American musician (1908–1994)

Raymond Scott (born Harry Warnow; September 10, 1908 – February 8, 1994) was an American composer, bandleader, pianist, record producer, audio engineer, and inventor. In his lifetime he was primarily recognized as a composer of production music and the leader of the Raymond Scott Quintette, but he has since become better known as a pioneer of popular electronic music.

Though Scott was never contracted to compose for animation, Carl W. Stalling adapted his music for more than 120 Looney Tunes and Merrie Melodies films produced by Warner Bros. Cartoons. His compositions may also be heard in The Ren and Stimpy Show (which uses Scott's recordings in twelve episodes), The Simpsons, Duckman, Animaniacs, The Oblongs, Batfink, Puppetoons, and SpongeBob SquarePants. The only time he specifically composed to accompany animation was for three 20-second commercial jingles for County Fair Bread in 1962.

==Early life and career==
Scott was born Harry Warnow in Brooklyn on September 10, 1908, to Russian Jewish immigrants Joseph and Sarah Warnow.
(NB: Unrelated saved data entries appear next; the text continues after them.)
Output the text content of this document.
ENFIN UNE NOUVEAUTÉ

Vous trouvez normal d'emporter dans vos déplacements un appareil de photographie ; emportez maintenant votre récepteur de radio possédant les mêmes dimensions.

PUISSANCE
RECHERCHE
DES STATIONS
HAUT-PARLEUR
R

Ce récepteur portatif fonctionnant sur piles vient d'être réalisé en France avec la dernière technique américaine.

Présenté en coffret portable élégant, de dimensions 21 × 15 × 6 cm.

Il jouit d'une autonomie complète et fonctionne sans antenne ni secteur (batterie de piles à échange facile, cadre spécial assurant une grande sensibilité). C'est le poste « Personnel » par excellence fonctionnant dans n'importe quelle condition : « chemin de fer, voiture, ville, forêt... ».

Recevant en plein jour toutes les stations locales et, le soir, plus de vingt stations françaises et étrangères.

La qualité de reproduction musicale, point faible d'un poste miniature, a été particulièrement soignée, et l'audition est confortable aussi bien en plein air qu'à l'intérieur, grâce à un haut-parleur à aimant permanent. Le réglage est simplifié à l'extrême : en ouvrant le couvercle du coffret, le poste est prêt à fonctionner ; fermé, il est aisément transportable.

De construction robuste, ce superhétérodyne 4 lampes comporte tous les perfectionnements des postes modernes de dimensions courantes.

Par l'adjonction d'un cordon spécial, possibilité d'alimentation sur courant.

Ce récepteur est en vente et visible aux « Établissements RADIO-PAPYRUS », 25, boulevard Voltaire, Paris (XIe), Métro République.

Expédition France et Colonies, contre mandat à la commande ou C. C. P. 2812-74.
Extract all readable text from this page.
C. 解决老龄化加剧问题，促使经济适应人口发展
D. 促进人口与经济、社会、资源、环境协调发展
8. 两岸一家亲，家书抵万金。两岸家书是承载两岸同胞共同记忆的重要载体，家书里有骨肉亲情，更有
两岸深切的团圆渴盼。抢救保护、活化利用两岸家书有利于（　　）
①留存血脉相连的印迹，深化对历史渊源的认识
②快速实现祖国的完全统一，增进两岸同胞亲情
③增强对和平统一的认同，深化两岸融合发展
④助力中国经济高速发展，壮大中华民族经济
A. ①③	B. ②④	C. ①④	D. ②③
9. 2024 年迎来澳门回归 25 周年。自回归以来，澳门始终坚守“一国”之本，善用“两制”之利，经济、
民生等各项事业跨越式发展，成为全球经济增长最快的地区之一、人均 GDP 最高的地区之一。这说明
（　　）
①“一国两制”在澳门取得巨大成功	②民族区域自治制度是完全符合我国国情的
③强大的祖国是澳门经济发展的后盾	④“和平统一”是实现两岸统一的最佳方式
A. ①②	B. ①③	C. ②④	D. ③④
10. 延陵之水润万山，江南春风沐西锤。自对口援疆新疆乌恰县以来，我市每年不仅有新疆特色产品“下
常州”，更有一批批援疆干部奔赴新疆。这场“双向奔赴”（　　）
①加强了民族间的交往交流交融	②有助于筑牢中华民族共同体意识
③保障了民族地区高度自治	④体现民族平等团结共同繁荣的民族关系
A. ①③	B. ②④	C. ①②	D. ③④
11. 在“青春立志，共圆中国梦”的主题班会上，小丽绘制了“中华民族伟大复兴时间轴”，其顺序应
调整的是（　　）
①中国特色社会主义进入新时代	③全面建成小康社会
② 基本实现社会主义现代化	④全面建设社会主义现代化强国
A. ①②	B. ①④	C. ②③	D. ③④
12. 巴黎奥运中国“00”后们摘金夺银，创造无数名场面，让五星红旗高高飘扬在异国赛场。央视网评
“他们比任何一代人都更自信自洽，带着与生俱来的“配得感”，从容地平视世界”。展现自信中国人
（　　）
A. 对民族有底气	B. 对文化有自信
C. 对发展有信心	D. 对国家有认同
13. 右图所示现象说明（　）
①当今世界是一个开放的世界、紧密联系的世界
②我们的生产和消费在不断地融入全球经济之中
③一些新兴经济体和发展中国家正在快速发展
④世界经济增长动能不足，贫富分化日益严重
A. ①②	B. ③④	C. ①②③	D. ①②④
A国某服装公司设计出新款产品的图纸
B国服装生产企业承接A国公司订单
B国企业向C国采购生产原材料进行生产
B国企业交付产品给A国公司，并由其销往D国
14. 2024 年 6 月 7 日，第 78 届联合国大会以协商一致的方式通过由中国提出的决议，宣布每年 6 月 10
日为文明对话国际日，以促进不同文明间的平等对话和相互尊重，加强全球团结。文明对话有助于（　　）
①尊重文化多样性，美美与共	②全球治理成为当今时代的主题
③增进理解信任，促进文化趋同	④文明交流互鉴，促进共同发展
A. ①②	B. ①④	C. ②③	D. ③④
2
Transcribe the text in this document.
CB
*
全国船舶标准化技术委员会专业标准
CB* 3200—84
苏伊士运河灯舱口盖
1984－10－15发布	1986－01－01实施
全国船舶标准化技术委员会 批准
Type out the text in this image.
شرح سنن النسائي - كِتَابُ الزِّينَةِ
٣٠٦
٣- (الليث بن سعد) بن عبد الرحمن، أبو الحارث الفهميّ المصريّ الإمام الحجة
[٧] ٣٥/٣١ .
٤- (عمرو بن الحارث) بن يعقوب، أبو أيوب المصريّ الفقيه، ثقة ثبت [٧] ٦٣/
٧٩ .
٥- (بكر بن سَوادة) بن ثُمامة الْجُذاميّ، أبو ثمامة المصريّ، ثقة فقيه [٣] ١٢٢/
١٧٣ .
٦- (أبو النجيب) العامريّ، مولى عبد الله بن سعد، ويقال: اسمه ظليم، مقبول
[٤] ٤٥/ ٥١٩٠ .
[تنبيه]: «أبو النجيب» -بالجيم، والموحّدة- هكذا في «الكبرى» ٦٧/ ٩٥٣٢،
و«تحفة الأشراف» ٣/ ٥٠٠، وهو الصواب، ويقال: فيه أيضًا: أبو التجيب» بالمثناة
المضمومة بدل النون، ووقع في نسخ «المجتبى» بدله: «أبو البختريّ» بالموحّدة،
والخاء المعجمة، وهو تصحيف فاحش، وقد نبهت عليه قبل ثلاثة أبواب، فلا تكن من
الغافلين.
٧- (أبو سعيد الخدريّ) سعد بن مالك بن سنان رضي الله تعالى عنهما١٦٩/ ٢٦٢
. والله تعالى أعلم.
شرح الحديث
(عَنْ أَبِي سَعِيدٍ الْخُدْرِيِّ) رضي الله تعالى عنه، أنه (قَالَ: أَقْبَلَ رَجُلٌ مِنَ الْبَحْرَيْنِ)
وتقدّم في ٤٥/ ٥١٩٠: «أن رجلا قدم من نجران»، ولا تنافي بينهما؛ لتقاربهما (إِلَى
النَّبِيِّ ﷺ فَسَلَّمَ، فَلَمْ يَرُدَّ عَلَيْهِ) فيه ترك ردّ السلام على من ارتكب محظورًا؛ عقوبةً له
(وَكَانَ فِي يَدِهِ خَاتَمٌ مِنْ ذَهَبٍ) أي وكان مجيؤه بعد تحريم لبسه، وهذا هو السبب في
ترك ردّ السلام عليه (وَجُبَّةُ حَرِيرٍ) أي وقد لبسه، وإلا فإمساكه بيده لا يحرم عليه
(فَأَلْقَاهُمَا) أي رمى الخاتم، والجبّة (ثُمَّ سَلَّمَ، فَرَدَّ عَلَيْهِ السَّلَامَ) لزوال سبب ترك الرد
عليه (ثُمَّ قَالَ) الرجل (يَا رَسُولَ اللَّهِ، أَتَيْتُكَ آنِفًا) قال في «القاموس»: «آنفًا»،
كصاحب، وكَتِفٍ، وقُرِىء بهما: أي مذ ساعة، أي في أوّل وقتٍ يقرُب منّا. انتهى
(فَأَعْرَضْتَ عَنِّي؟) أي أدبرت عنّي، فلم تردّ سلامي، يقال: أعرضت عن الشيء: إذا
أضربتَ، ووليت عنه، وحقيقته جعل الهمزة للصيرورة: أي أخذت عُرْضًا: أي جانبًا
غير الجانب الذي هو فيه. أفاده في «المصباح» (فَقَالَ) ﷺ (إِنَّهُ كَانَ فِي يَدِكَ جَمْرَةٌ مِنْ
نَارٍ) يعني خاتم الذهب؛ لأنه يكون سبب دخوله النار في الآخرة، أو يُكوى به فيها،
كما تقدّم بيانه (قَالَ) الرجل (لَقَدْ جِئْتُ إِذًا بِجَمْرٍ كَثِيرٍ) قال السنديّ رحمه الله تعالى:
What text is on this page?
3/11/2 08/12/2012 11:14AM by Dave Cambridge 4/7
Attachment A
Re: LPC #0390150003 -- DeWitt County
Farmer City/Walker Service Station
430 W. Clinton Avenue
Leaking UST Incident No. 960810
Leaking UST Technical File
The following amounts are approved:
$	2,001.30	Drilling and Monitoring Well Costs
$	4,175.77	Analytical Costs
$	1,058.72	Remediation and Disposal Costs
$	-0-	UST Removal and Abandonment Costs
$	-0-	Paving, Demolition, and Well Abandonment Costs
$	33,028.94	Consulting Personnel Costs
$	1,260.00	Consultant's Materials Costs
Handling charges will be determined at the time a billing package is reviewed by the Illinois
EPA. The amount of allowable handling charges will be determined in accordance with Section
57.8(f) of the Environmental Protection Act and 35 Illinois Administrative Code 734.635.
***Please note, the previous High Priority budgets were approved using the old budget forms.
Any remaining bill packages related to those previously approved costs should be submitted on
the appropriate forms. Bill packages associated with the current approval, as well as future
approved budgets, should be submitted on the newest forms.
His older brother, Mark Warnow, was a conductor, violinist, and musical director for the CBS radio program Your Hit Parade and encouraged his musical career.

A 1931 graduate of the Juilliard School, where he studied piano, music theory, and composition, Harry began his professional career as a pianist for the CBS Radio house band, conducted by Mark. He adopted the name "Raymond Scott" to spare Mark charges of nepotism when the orchestra began performing his compositions. In 1935, he married Pearl Zimney.

In late 1936, Scott assembled a band from among his CBS colleagues, naming it the Raymond Scott Quintette. It was a six-piece group, but he thought "Quintette" sounded "crisper"; he also told a reporter that he feared "calling it a 'sextet' might get your mind off music." His sidemen were Pete Pumiglio (clarinet); Bunny Berigan (trumpet, later replaced by Dave Wade); Louis Shoobe (double bass); Dave Harris (tenor saxophone); and Johnny Williams (drums). They made their first recordings in New York on February 20, 1937, for Master Records, owned by publisher and lyricist Irving Mills.

The Quintette represented Scott's attempt to revitalize swing music through tight, busy arrangements that de-emphasized improvisation. He termed this style "descriptive jazz" and gave his works unusual titles like "New Year's Eve in a Haunted House", "Dinner Music for a Pack of Hungry Cannibals" (recorded by the Kronos Quartet in 1993), and "Bumpy Weather Over Newark". Although his songs were popular with the public, jazz critics disdained them as novelty music. Besides being prominent in recording studios and on radio and concert stages, Scott wrote and was interviewed for the music magazines DownBeat, Metronome, and Billboard.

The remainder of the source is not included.